Two nights later Team USA and Team Canada took the ice for the first women’s gold medal ice hockey game in history. Two minutes and 38 seconds into the second period, Silverman scored the first goal of the game.
“I shot it, but it was a team goal,” says Silverman. “That goal happened because we practiced for hours and hours and hours. It didn’t matter who put the puck in the net, we had systems in place and when Coach Smith drew up plays, we executed them.”
Team USA scored two more goals in their victory over Team Canada. It was a moment, Silverman says, of sheer elation.
“I don’t think the history of the moment hit any of us until much later, when we got home and had some time to reflect.”
There were interviews, a Wheaties box, a first pitch at Yankee Stadium, a visit to the White House. More important to Silverman, however, were the hometown celebrations.
“There was a big event at the elementary school I attended as a child,” Silverman recalls. “My former PE teacher was there, my youth hockey coaches came, and my best childhood friend Bryan was there and spoke on my behalf. It was just so great to have that come full circle and be recognized for accomplishing something that took a lifetime to achieve.”
Silverman visited many schools and youth organizations on her post-Olympic tour. An 11-year-old named Meghan Duggan was in the audience on one of those visits.
“There was a meet and greet after my speech and Meghan and her sister were there. Her sister was holding the Wheaties box. I put my jersey on Meghan and let her hold my medal, as her mother took a photo. Meghan says that is the moment her Olympic dream began.”
Today, Duggan has three Olympic medals of her own. She won gold at the 2018 Olympics, where she captained the US Women’s Ice Hockey team.
“To see her become the captain and 20 years later win the next gold medal for the US—I can’t even put into words the feeling that represents.
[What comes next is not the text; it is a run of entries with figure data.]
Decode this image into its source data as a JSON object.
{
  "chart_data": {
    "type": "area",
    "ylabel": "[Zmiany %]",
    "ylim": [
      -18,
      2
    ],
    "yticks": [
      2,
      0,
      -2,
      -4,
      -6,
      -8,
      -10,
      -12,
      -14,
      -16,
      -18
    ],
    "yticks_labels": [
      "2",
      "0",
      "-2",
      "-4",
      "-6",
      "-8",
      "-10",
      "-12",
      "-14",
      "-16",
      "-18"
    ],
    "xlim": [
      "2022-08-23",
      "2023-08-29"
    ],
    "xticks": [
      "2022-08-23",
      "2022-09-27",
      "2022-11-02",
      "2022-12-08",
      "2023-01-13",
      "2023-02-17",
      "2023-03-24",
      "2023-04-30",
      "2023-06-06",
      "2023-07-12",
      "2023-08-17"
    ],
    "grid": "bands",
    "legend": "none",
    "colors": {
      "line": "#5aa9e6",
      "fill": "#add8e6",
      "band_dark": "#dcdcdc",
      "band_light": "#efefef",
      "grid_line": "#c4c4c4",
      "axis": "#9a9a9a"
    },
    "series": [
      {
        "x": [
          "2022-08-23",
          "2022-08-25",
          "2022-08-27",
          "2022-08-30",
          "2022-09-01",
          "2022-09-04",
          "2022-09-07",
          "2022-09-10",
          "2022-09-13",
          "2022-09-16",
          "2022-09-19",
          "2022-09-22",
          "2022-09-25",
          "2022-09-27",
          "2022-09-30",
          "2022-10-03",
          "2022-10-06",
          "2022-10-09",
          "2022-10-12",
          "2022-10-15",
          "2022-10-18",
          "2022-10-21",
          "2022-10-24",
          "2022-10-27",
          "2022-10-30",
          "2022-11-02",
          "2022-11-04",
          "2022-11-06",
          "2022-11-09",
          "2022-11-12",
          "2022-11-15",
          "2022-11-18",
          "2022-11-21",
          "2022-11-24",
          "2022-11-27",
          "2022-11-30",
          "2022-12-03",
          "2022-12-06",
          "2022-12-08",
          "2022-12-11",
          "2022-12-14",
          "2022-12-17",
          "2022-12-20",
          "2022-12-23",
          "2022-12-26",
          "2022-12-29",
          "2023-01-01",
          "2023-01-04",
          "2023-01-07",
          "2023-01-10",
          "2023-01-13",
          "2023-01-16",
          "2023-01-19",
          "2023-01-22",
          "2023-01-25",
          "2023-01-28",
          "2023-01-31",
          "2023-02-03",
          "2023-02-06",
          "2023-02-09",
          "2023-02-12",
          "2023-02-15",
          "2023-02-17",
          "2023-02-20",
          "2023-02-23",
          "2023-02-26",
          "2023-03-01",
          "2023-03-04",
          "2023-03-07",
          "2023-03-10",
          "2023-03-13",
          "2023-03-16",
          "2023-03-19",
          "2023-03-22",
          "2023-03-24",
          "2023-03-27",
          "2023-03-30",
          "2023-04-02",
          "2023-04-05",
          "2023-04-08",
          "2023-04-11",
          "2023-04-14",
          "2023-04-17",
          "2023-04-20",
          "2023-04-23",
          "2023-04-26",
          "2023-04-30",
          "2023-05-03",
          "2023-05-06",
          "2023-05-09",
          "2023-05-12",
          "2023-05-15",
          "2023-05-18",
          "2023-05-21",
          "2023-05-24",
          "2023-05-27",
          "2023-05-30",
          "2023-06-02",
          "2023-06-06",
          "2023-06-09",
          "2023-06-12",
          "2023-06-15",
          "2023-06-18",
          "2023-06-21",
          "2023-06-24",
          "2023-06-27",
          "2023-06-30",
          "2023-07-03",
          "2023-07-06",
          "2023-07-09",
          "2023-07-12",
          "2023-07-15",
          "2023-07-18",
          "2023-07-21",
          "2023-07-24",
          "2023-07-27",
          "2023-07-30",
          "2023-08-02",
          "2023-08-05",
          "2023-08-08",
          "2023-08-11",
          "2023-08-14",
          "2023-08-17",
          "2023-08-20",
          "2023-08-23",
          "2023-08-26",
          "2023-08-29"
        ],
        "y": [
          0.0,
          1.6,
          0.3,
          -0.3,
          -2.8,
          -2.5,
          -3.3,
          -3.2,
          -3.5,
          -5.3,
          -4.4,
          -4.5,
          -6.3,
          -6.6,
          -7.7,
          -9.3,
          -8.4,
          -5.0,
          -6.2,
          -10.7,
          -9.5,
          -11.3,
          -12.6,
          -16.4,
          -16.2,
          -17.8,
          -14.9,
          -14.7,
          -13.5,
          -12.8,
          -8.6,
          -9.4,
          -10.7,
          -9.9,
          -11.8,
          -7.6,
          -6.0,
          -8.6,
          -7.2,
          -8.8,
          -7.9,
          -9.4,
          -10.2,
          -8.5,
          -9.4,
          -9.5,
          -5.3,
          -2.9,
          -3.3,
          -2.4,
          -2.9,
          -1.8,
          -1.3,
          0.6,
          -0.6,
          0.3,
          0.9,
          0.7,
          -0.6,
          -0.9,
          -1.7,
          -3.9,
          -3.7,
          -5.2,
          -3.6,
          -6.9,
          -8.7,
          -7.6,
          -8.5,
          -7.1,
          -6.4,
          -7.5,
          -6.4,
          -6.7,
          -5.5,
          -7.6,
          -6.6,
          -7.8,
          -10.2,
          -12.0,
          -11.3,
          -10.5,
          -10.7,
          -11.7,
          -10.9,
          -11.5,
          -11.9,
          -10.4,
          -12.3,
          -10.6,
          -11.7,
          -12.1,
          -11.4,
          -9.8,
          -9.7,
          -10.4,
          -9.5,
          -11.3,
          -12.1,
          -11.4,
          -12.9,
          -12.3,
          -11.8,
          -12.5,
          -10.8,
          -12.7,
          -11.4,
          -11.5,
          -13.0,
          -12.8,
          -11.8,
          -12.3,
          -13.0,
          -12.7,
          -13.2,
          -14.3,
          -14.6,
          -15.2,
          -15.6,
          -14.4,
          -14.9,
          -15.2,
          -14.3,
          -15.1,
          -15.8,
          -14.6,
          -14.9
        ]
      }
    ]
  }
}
To know that many of us on the 1998 team had a direct impact on young women who then lived their own Olympic dreams, and even the larger message that the team was able to send to little girls everywhere, that to us is really important. Winning the gold medal was great and all, but now that I am able to look back and understand how our success changed the trajectory of the sport and to see how far it’s come 21 years later is an incredible feeling.”
Paying it Forward
Silverman continues to inspire young women—and young men—on and off the ice. Now in her seventh year at Taft, Silverman is a math teacher, an Admissions Officer, a dorm parent in Centennial and head coach of the Girls’ Varsity Hockey team. She and Steve both share their talent and experience with the greater community as coaches in the local youth hockey league. She runs a camp for young women and has worked in a number of USA Hockey development programs. In each of those roles, Silverman says, she shares the wisdom gained through her own experience.
“Life is really one obstacle after another and you learn by navigating each one. It isn’t always easy. You learn strategies, and you learn to rely on the people who are in your corner—your coaches, your teachers, your parents. But in the end, only you can do the work; only you can put in the time, put in the effort, take your knocks and get back up. If I hadn’t been cut from the team and if I hadn’t had that struggle, would I have achieved at the Olympic level? I don’t believe I would have—I would not have had that perspective.”